The WACAP study has already borne some fruit. For example, the federal EPA this spring banned the endosulfan, which killed pests on fruit, vegetables and cotton but also caused neurological damage to farm workers and wildlife. WACAP data showing it persisted in the environment, along with data on concentrations of the pesticide in the Everglades National Parks, were used by those advocating for the ban, Blett said.

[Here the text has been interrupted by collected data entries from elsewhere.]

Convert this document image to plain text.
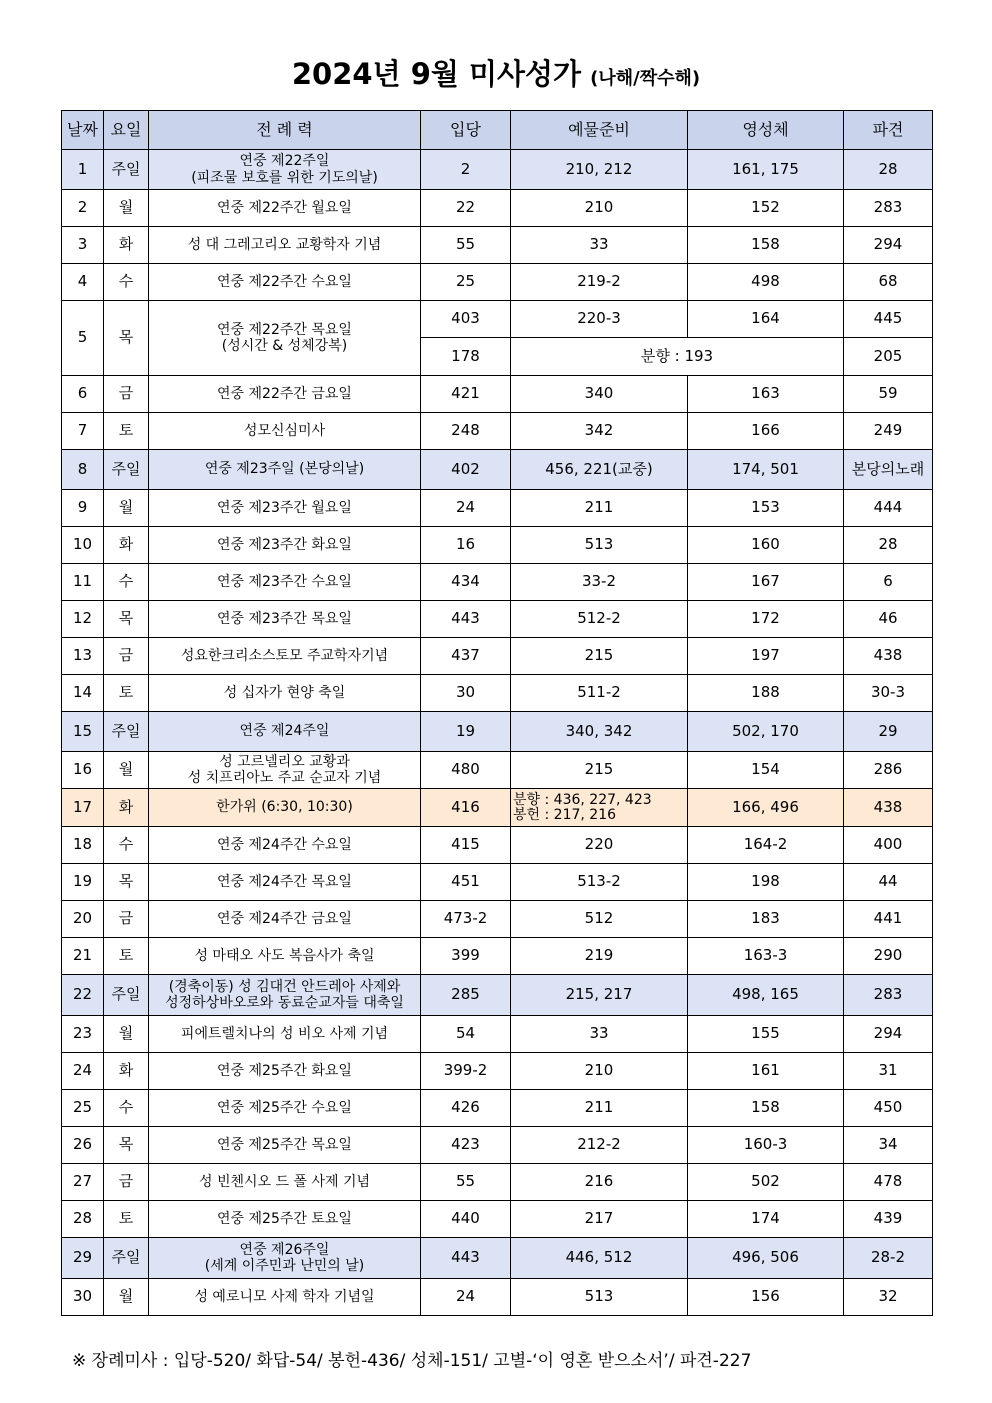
2024년 9월 미사성가 (나해/짝수해)
날짜	요일	전 례 력	입당	예물준비	영성체	파견
1	주일	연중 제22주일
(피조물 보호를 위한 기도의날)	2	210, 212	161, 175	28
2	월	연중 제22주간 월요일	22	210	152	283
3	화	성 대 그레고리오 교황학자 기념	55	33	158	294
4	수	연중 제22주간 수요일	25	219-2	498	68
5	목	연중 제22주간 목요일
(성시간 & 성체강복)	403	220-3	164	445
			178	분향 : 193		205
6	금	연중 제22주간 금요일	421	340	163	59
7	토	성모신심미사	248	342	166	249
8	주일	연중 제23주일 (본당의날)	402	456, 221(교중)	174, 501	본당의노래
9	월	연중 제23주간 월요일	24	211	153	444
10	화	연중 제23주간 화요일	16	513	160	28
11	수	연중 제23주간 수요일	434	33-2	167	6
12	목	연중 제23주간 목요일	443	512-2	172	46
13	금	성요한크리소스토모 주교학자기념	437	215	197	438
14	토	성 십자가 현양 축일	30	511-2	188	30-3
15	주일	연중 제24주일	19	340, 342	502, 170	29
16	월	성 고르넬리오 교황과
성 치프리아노 주교 순교자 기념	480	215	154	286
17	화	한가위 (6:30, 10:30)	416	분향 : 436, 227, 423
봉헌 : 217, 216	166, 496	438
18	수	연중 제24주간 수요일	415	220	164-2	400
19	목	연중 제24주간 목요일	451	513-2	198	44
20	금	연중 제24주간 금요일	473-2	512	183	441
21	토	성 마태오 사도 복음사가 축일	399	219	163-3	290
22	주일	(경축이동) 성 김대건 안드레아 사제와
성정하상바오로와 동료순교자들 대축일	285	215, 217	498, 165	283
23	월	피에트렐치나의 성 비오 사제 기념	54	33	155	294
24	화	연중 제25주간 화요일	399-2	210	161	31
25	수	연중 제25주간 수요일	426	211	158	450
26	목	연중 제25주간 목요일	423	212-2	160-3	34
27	금	성 빈첸시오 드 폴 사제 기념	55	216	502	478
28	토	연중 제25주간 토요일	440	217	174	439
29	주일	연중 제26주일
(세계 이주민과 난민의 날)	443	446, 512	496, 506	28-2
30	월	성 예로니모 사제 학자 기념일	24	513	156	32
※ 장례미사 : 입당-520/ 화답-54/ 봉헌-436/ 성체-151/ 고별-‘이 영혼 받으소서’/ 파견-227
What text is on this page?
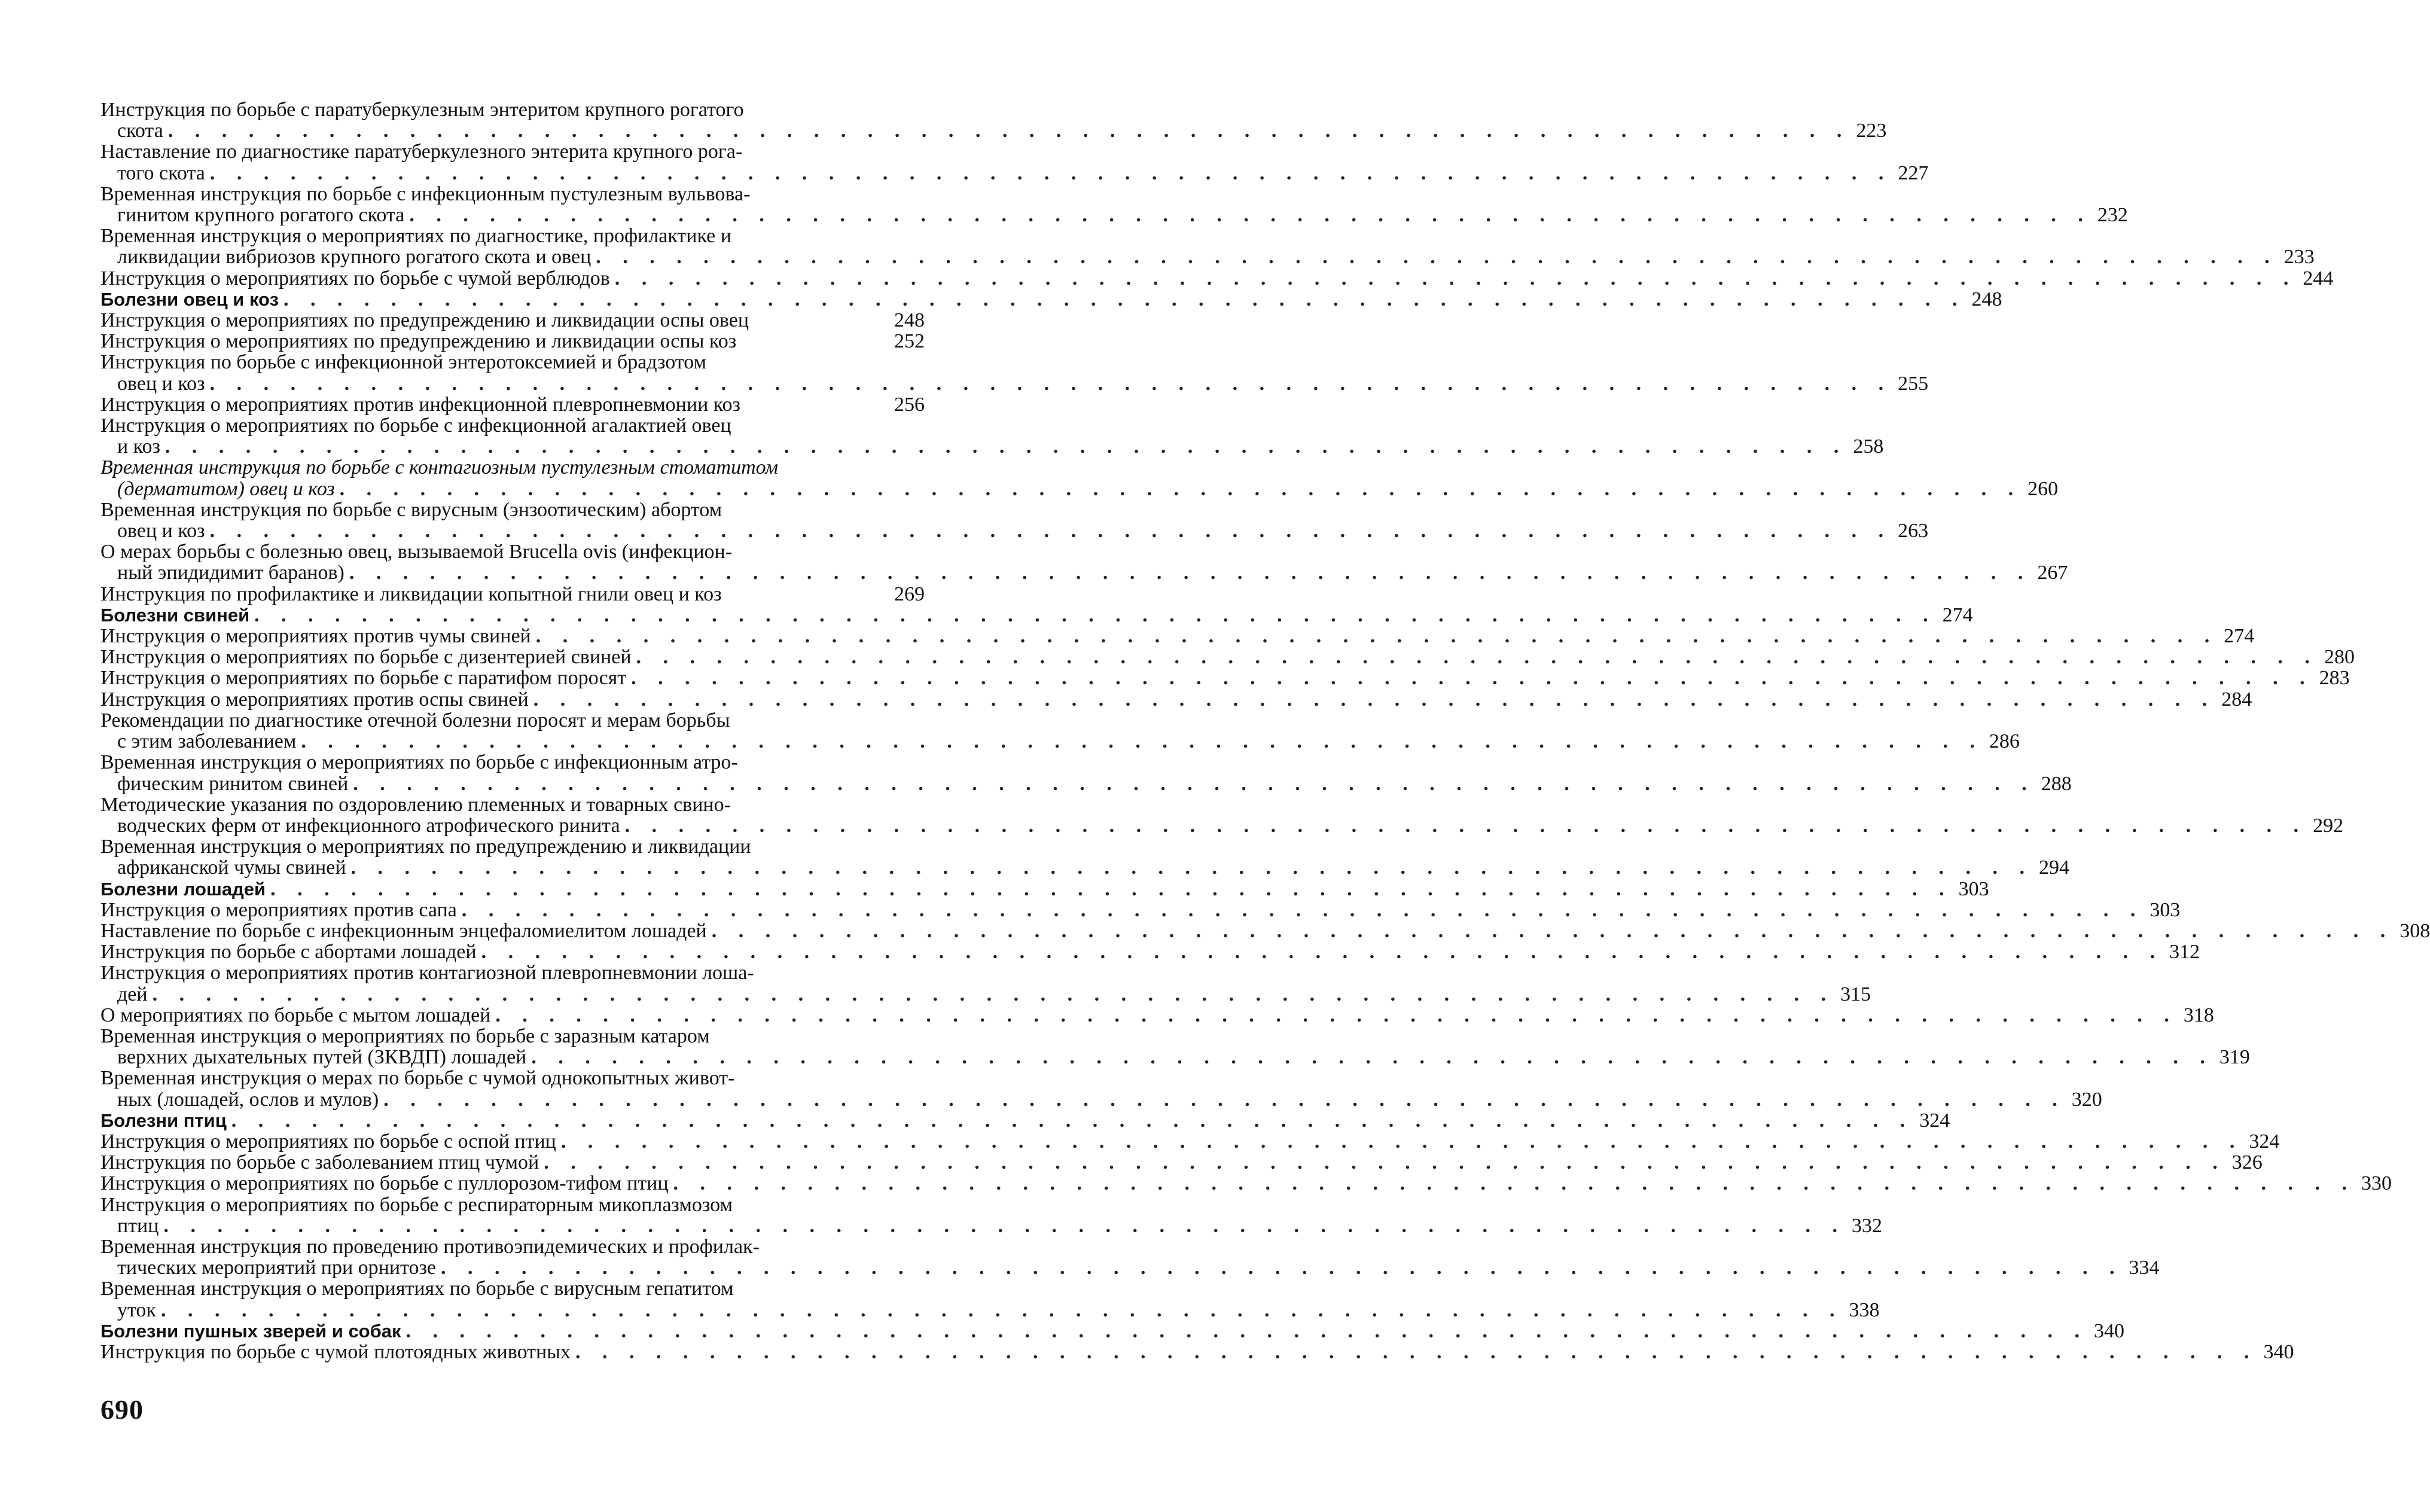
Инструкция по борьбе с паратуберкулезным энтеритом крупного рогатого
скота . . . . . . . . . . . . . . . . . . . . . . . . . . . . . . . . . . . . . . . . . . . . . . . . . . . . . . . . . . . . . . . 223
Наставление по диагностике паратуберкулезного энтерита крупного рога-
того скота . . . . . . . . . . . . . . . . . . . . . . . . . . . . . . . . . . . . . . . . . . . . . . . . . . . . . . . . . . . . . . . 227
Временная инструкция по борьбе с инфекционным пустулезным вульвова-
гинитом крупного рогатого скота . . . . . . . . . . . . . . . . . . . . . . . . . . . . . . . . . . . . . . . . . . . . . . . . . . . . . . . . . . . . . . . 232
Временная инструкция о мероприятиях по диагностике, профилактике и
ликвидации вибриозов крупного рогатого скота и овец . . . . . . . . . . . . . . . . . . . . . . . . . . . . . . . . . . . . . . . . . . . . . . . . . . . . . . . . . . . . . . . 233
Инструкция о мероприятиях по борьбе с чумой верблюдов . . . . . . . . . . . . . . . . . . . . . . . . . . . . . . . . . . . . . . . . . . . . . . . . . . . . . . . . . . . . . . . 244
Болезни овец и коз . . . . . . . . . . . . . . . . . . . . . . . . . . . . . . . . . . . . . . . . . . . . . . . . . . . . . . . . . . . . . . . 248
Инструкция о мероприятиях по предупреждению и ликвидации оспы овец	248
Инструкция о мероприятиях по предупреждению и ликвидации оспы коз	252
Инструкция по борьбе с инфекционной энтеротоксемией и брадзотом
овец и коз . . . . . . . . . . . . . . . . . . . . . . . . . . . . . . . . . . . . . . . . . . . . . . . . . . . . . . . . . . . . . . . 255
Инструкция о мероприятиях против инфекционной плевропневмонии коз	256
Инструкция о мероприятиях по борьбе с инфекционной агалактией овец
и коз . . . . . . . . . . . . . . . . . . . . . . . . . . . . . . . . . . . . . . . . . . . . . . . . . . . . . . . . . . . . . . . 258
Временная инструкция по борьбе с контагиозным пустулезным стоматитом
(дерматитом) овец и коз . . . . . . . . . . . . . . . . . . . . . . . . . . . . . . . . . . . . . . . . . . . . . . . . . . . . . . . . . . . . . . . 260
Временная инструкция по борьбе с вирусным (энзоотическим) абортом
овец и коз . . . . . . . . . . . . . . . . . . . . . . . . . . . . . . . . . . . . . . . . . . . . . . . . . . . . . . . . . . . . . . . 263
О мерах борьбы с болезнью овец, вызываемой Brucella ovis (инфекцион-
ный эпидидимит баранов) . . . . . . . . . . . . . . . . . . . . . . . . . . . . . . . . . . . . . . . . . . . . . . . . . . . . . . . . . . . . . . . 267
Инструкция по профилактике и ликвидации копытной гнили овец и коз	269
Болезни свиней . . . . . . . . . . . . . . . . . . . . . . . . . . . . . . . . . . . . . . . . . . . . . . . . . . . . . . . . . . . . . . . 274
Инструкция о мероприятиях против чумы свиней . . . . . . . . . . . . . . . . . . . . . . . . . . . . . . . . . . . . . . . . . . . . . . . . . . . . . . . . . . . . . . . 274
Инструкция о мероприятиях по борьбе с дизентерией свиней . . . . . . . . . . . . . . . . . . . . . . . . . . . . . . . . . . . . . . . . . . . . . . . . . . . . . . . . . . . . . . . 280
Инструкция о мероприятиях по борьбе с паратифом поросят . . . . . . . . . . . . . . . . . . . . . . . . . . . . . . . . . . . . . . . . . . . . . . . . . . . . . . . . . . . . . . . 283
Инструкция о мероприятиях против оспы свиней . . . . . . . . . . . . . . . . . . . . . . . . . . . . . . . . . . . . . . . . . . . . . . . . . . . . . . . . . . . . . . . 284
Рекомендации по диагностике отечной болезни поросят и мерам борьбы
с этим заболеванием . . . . . . . . . . . . . . . . . . . . . . . . . . . . . . . . . . . . . . . . . . . . . . . . . . . . . . . . . . . . . . . 286
Временная инструкция о мероприятиях по борьбе с инфекционным атро-
фическим ринитом свиней . . . . . . . . . . . . . . . . . . . . . . . . . . . . . . . . . . . . . . . . . . . . . . . . . . . . . . . . . . . . . . . 288
Методические указания по оздоровлению племенных и товарных свино-
водческих ферм от инфекционного атрофического ринита . . . . . . . . . . . . . . . . . . . . . . . . . . . . . . . . . . . . . . . . . . . . . . . . . . . . . . . . . . . . . . . 292
Временная инструкция о мероприятиях по предупреждению и ликвидации
африканской чумы свиней . . . . . . . . . . . . . . . . . . . . . . . . . . . . . . . . . . . . . . . . . . . . . . . . . . . . . . . . . . . . . . . 294
Болезни лошадей . . . . . . . . . . . . . . . . . . . . . . . . . . . . . . . . . . . . . . . . . . . . . . . . . . . . . . . . . . . . . . . 303
Инструкция о мероприятиях против сапа . . . . . . . . . . . . . . . . . . . . . . . . . . . . . . . . . . . . . . . . . . . . . . . . . . . . . . . . . . . . . . . 303
Наставление по борьбе с инфекционным энцефаломиелитом лошадей . . . . . . . . . . . . . . . . . . . . . . . . . . . . . . . . . . . . . . . . . . . . . . . . . . . . . . . . . . . . . . . 308
Инструкция по борьбе с абортами лошадей . . . . . . . . . . . . . . . . . . . . . . . . . . . . . . . . . . . . . . . . . . . . . . . . . . . . . . . . . . . . . . . 312
Инструкция о мероприятиях против контагиозной плевропневмонии лоша-
дей . . . . . . . . . . . . . . . . . . . . . . . . . . . . . . . . . . . . . . . . . . . . . . . . . . . . . . . . . . . . . . . 315
О мероприятиях по борьбе с мытом лошадей . . . . . . . . . . . . . . . . . . . . . . . . . . . . . . . . . . . . . . . . . . . . . . . . . . . . . . . . . . . . . . . 318
Временная инструкция о мероприятиях по борьбе с заразным катаром
верхних дыхательных путей (ЗКВДП) лошадей . . . . . . . . . . . . . . . . . . . . . . . . . . . . . . . . . . . . . . . . . . . . . . . . . . . . . . . . . . . . . . . 319
Временная инструкция о мерах по борьбе с чумой однокопытных живот-
ных (лошадей, ослов и мулов) . . . . . . . . . . . . . . . . . . . . . . . . . . . . . . . . . . . . . . . . . . . . . . . . . . . . . . . . . . . . . . . 320
Болезни птиц . . . . . . . . . . . . . . . . . . . . . . . . . . . . . . . . . . . . . . . . . . . . . . . . . . . . . . . . . . . . . . . 324
Инструкция о мероприятиях по борьбе с оспой птиц . . . . . . . . . . . . . . . . . . . . . . . . . . . . . . . . . . . . . . . . . . . . . . . . . . . . . . . . . . . . . . . 324
Инструкция по борьбе с заболеванием птиц чумой . . . . . . . . . . . . . . . . . . . . . . . . . . . . . . . . . . . . . . . . . . . . . . . . . . . . . . . . . . . . . . . 326
Инструкция о мероприятиях по борьбе с пуллорозом-тифом птиц . . . . . . . . . . . . . . . . . . . . . . . . . . . . . . . . . . . . . . . . . . . . . . . . . . . . . . . . . . . . . . . 330
Инструкция о мероприятиях по борьбе с респираторным микоплазмозом
птиц . . . . . . . . . . . . . . . . . . . . . . . . . . . . . . . . . . . . . . . . . . . . . . . . . . . . . . . . . . . . . . . 332
Временная инструкция по проведению противоэпидемических и профилак-
тических мероприятий при орнитозе . . . . . . . . . . . . . . . . . . . . . . . . . . . . . . . . . . . . . . . . . . . . . . . . . . . . . . . . . . . . . . . 334
Временная инструкция о мероприятиях по борьбе с вирусным гепатитом
уток . . . . . . . . . . . . . . . . . . . . . . . . . . . . . . . . . . . . . . . . . . . . . . . . . . . . . . . . . . . . . . . 338
Болезни пушных зверей и собак . . . . . . . . . . . . . . . . . . . . . . . . . . . . . . . . . . . . . . . . . . . . . . . . . . . . . . . . . . . . . . . 340
Инструкция по борьбе с чумой плотоядных животных . . . . . . . . . . . . . . . . . . . . . . . . . . . . . . . . . . . . . . . . . . . . . . . . . . . . . . . . . . . . . . . 340
690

WACAP also made data on other pesticides available to the EPA, which is considering a ban on pesticides in certain valleys in California and is providing EPA and the U.S. State Department with science gained from WACAP for use by the Stockholm Convention Treaty, which is developing a worldwide treaty on persistent organic pollutants.

Simonich suggested that if there was interest in reopening the Columbia Falls aluminum smelter near Glacier, the WACAP study might have some effect on the decision.

Meanwhile, the park service is holding regional workshops to address concerns related to individual parks. “We’re going across borders to think about ways to pool our money and leverage funds so that we can do cooperative work,” she said.

A follow-up study is looking at the problem of intersex fish, which surfaced in the WACAP study, Blett said. Intersex fish exhibit both male and female reproductive structures; their occurrence has been linked to endocrine-disrupting compounds, which exist in various pesticides. Fish samples are being taken from many more lakes and parks.

Dixon, who since has become a researcher for EPA’s Ecosystem Services program, looks back on his WACAP work as, in some sense, groundbreaking.

“We looked at some of the most pristine areas in the world and we found, not surprisingly, that a lot of these chemicals that we’ve used — currently use — are showing up in these systems,” he said. “In my view it’s a recognition that there’s no easy solution to pollution.”

However, both he and Blett were optimistic about the future for the parks, citing data that show that banning of pesticides in the past has resulted in a decline in most parks over time.

“I think the most hopeful thing I get out of the study is if pesticides are reduced, we do see that reduction in the parks,” Blett said. “What we saw in the sediment work shows that banning and reducing pollutants also means that there will be less of them that show up in park ecosystems. It means that we as a society do have some choices and some control over that.”

“We did something right 20 years ago when we banned some of these pollutants,” Landers said. “It’s going to take some time for the system to bury them.”